Divergence in regional performance
Asia Pacific, the Middle East, and Africa emerged as the sole growth region, posting a 0.6% volume increase. Barry Callebaut attributes the gains to improved demand in China, market share growth in India, and new business secured in Australia. These were partly offset by market pressure in Japan and South Korea.
Cocoa prices have undergone historic volatility over the past year.North America recorded the steepest decline at 14%, impacted by a temporary production suspension at the company’s St. Hyacinthe plant in Canada due to a technical malfunction. The issue has since been resolved. Western Europe fell 5.2% as higher prices softened demand and influenced customer purchasing decisions.
Latin America declined 1.4%, with strong Gourmet momentum offset by challenges among large food manufacturers navigating elevated input costs. Central and Eastern Europe dropped 2.7%, though local accounts showed solid growth, particularly in Türkiye.
Barry Callebaut’s innovation pipeline
Barry Callebaut is leaning heavily into cocoa alternatives and cacao coatings as a hedge against future volatility.
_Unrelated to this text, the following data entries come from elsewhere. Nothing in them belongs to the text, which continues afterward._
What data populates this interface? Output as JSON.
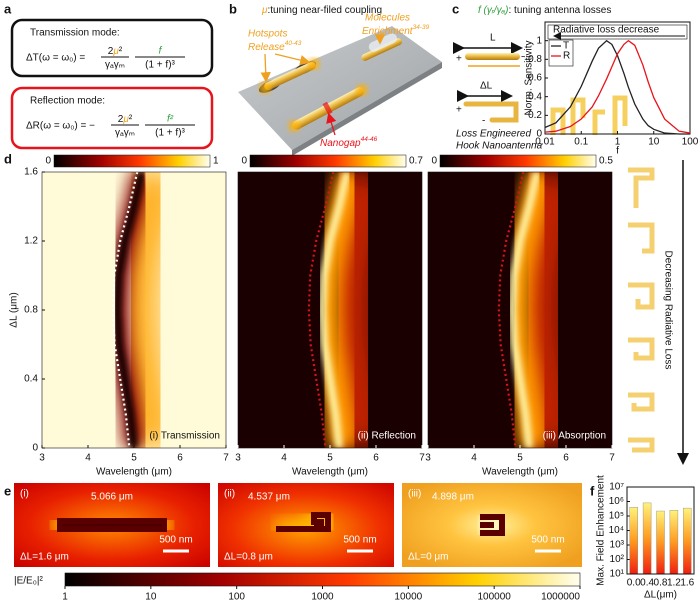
{
  "panel_a": {
    "label": "a",
    "transmission": {
      "title": "Transmission mode:",
      "lhs": "ΔT(ω = ω₀) =",
      "coef_num": [
        "2",
        "μ",
        "²"
      ],
      "coef_den": "γₐγₘ",
      "frac_num": "f",
      "frac_den": "(1 + f)³"
    },
    "reflection": {
      "title": "Reflection mode:",
      "lhs": "ΔR(ω = ω₀) = −",
      "coef_num": [
        "2",
        "μ",
        "²"
      ],
      "coef_den": "γₐγₘ",
      "frac_num": "f²",
      "frac_den": "(1 + f)³"
    }
  },
  "panel_b": {
    "label": "b",
    "title_symbol": "μ",
    "title": ":tuning near-filed coupling",
    "hotspots": [
      "Hotspots",
      "Release"
    ],
    "hotspots_ref": "40-43",
    "molecules": [
      "Molecules",
      "Enrichment"
    ],
    "molecules_ref": "34-39",
    "nanogap": "Nanogap",
    "nanogap_ref": "44-46"
  },
  "panel_c": {
    "label": "c",
    "title_symbol": "f (γᵣ/γₐ)",
    "title": ": tuning antenna losses",
    "length": "L",
    "delta_length": "ΔL",
    "plus": "+",
    "minus": "-",
    "caption": [
      "Loss Engineered",
      "Hook Nanoantenna"
    ]
  },
  "chart_data": [
    {
      "type": "line",
      "xlabel": "f",
      "ylabel": "Norm. Sensitivity",
      "annotation": "Radiative loss decrease",
      "x": [
        0.01,
        0.02,
        0.05,
        0.1,
        0.2,
        0.3,
        0.5,
        0.7,
        1,
        1.5,
        2,
        3,
        5,
        7,
        10,
        20,
        50,
        100
      ],
      "series": [
        {
          "name": "T",
          "color": "#222222",
          "values": [
            0.07,
            0.12,
            0.29,
            0.51,
            0.78,
            0.92,
            1,
            0.96,
            0.84,
            0.65,
            0.5,
            0.32,
            0.16,
            0.09,
            0.05,
            0.01,
            0,
            0
          ]
        },
        {
          "name": "R",
          "color": "#e8141b",
          "values": [
            0.02,
            0.03,
            0.08,
            0.16,
            0.29,
            0.41,
            0.59,
            0.72,
            0.86,
            0.96,
            1,
            0.95,
            0.74,
            0.56,
            0.39,
            0.16,
            0.03,
            0.01
          ]
        }
      ],
      "log_x": true,
      "xlim": [
        0.01,
        100
      ],
      "xticks": [
        0.01,
        0.1,
        1,
        10,
        100
      ],
      "ylim": [
        0,
        1.2
      ],
      "yticks": [
        0,
        0.2,
        0.4,
        0.6,
        0.8,
        1
      ],
      "legend": "upper-left"
    },
    {
      "type": "bar",
      "panel_label": "f",
      "xlabel": "ΔL(μm)",
      "ylabel": "Max. Field Enhancement",
      "categories": [
        "0.0",
        "0.4",
        "0.8",
        "1.2",
        "1.6"
      ],
      "values": [
        400000,
        800000,
        220000,
        250000,
        350000
      ],
      "log_y": true,
      "ylim": [
        10,
        10000000
      ],
      "yticks": [
        {
          "value": 10,
          "label": "10¹"
        },
        {
          "value": 100,
          "label": "10²"
        },
        {
          "value": 1000,
          "label": "10³"
        },
        {
          "value": 10000,
          "label": "10⁴"
        },
        {
          "value": 100000,
          "label": "10⁵"
        },
        {
          "value": 1000000,
          "label": "10⁶"
        },
        {
          "value": 10000000,
          "label": "10⁷"
        }
      ]
    }
  ],
  "panel_d": {
    "label": "d",
    "xlabel": "Wavelength (μm)",
    "ylabel": "ΔL (μm)",
    "xlim": [
      3,
      7
    ],
    "xticks": [
      3,
      4,
      5,
      6,
      7
    ],
    "ylim": [
      0,
      1.6
    ],
    "yticks": [
      0,
      0.4,
      0.8,
      1.2,
      1.6
    ],
    "side_label": "Decreasing Radiative Loss",
    "resonance": {
      "wavelength": [
        5.07,
        4.9,
        4.7,
        4.57,
        4.54,
        4.58,
        4.7,
        4.82,
        4.9
      ],
      "delta_l": [
        1.6,
        1.4,
        1.2,
        1.0,
        0.8,
        0.6,
        0.4,
        0.2,
        0
      ]
    },
    "maps": [
      {
        "name": "(i) Transmission",
        "colorbar_ticks": [
          0,
          1
        ],
        "line_color": "#ffffff"
      },
      {
        "name": "(ii) Reflection",
        "colorbar_ticks": [
          0,
          0.7
        ],
        "line_color": "#d8141b"
      },
      {
        "name": "(iii) Absorption",
        "colorbar_ticks": [
          0,
          0.5
        ],
        "line_color": "#d8141b"
      }
    ]
  },
  "panel_e": {
    "label": "e",
    "colorbar_label": "|E/E₀|²",
    "colorbar_ticks": [
      1,
      10,
      100,
      1000,
      10000,
      100000,
      1000000
    ],
    "maps": [
      {
        "tag": "(i)",
        "wavelength": "5.066 μm",
        "delta_l": "ΔL=1.6 μm",
        "scale": "500 nm"
      },
      {
        "tag": "(ii)",
        "wavelength": "4.537 μm",
        "delta_l": "ΔL=0.8 μm",
        "scale": "500 nm"
      },
      {
        "tag": "(iii)",
        "wavelength": "4.898 μm",
        "delta_l": "ΔL=0 μm",
        "scale": "500 nm"
      }
    ]
  }
}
The company reports around 600 R&D projects underway in cacao coatings — also known as compound chocolate — which showed flat growth in Q1 but strong momentum in premium “super compound” products.
The international rollout of ChoViva, a chocolate alternative made without cocoa through a partnership with Planet A Foods, is also progressing. The company says it is aligning local and global partnerships, production, and distribution strategies for a scalable launch beyond Europe.
“Our strategic priorities remain clear: deleveraging to strengthen our financial position, preparing the company for renewed sustainable growth through best-in-class customer experience and innovation, and decoupling from market volatility,” Barry Callebaut says.
The push into alternatives comes as the broader industry recalibrates following 2024’s unprecedented cocoa price swings. As Food Ingredients First reported in December 2025, major brands including Nestlé and Pladis have reformulated products to reduce cocoa content — changes that appear permanent despite the subsequent price correction.
Consumer hesitation persists
Though chocolate volumes are declining, research suggests consumers aren’t intentionally cutting back — and could return if prices stabilize.Innova Market Insights data underscores the challenge facing chocolate manufacturers. The global chocolate confectionery market continues to grow in value terms but decline in volume — a pattern of price-driven revenue masking weakening consumption.
In the US, the largest chocolate market by value, only a small share of consumers say they are intentionally eating less chocolate, according to Innova. The research suggests that if prices stabilize, consumption could recover.
Outlook and leadership transition
Barry Callebaut is maintaining its fiscal 2025/26 guidance, projecting a mid-single-digit decline in group volumes with improvements expected in the second half. The company anticipates low to mid-single-digit recurring EBIT growth in local currencies and double-digit growth in recurring profit before tax.
The company is prioritizing debt reduction, aiming to bring its net debt below 3.5 times recurring EBITDA. The guidance assumes a working cocoa bean price of around £5,000 (US$6,300).
The company also announced that Hein Schumacher will take over as CEO on January 26, bringing new leadership as Barry Callebaut navigates what it describes as a transition from crisis management to growth preparation.
“Encouragingly, cocoa bean prices have reduced further since the start of the year, and the crop is developing in line with our expectations. This is a positive signal for customer confidence and market behavior into the second half of the year,” says company CFO Vanneste.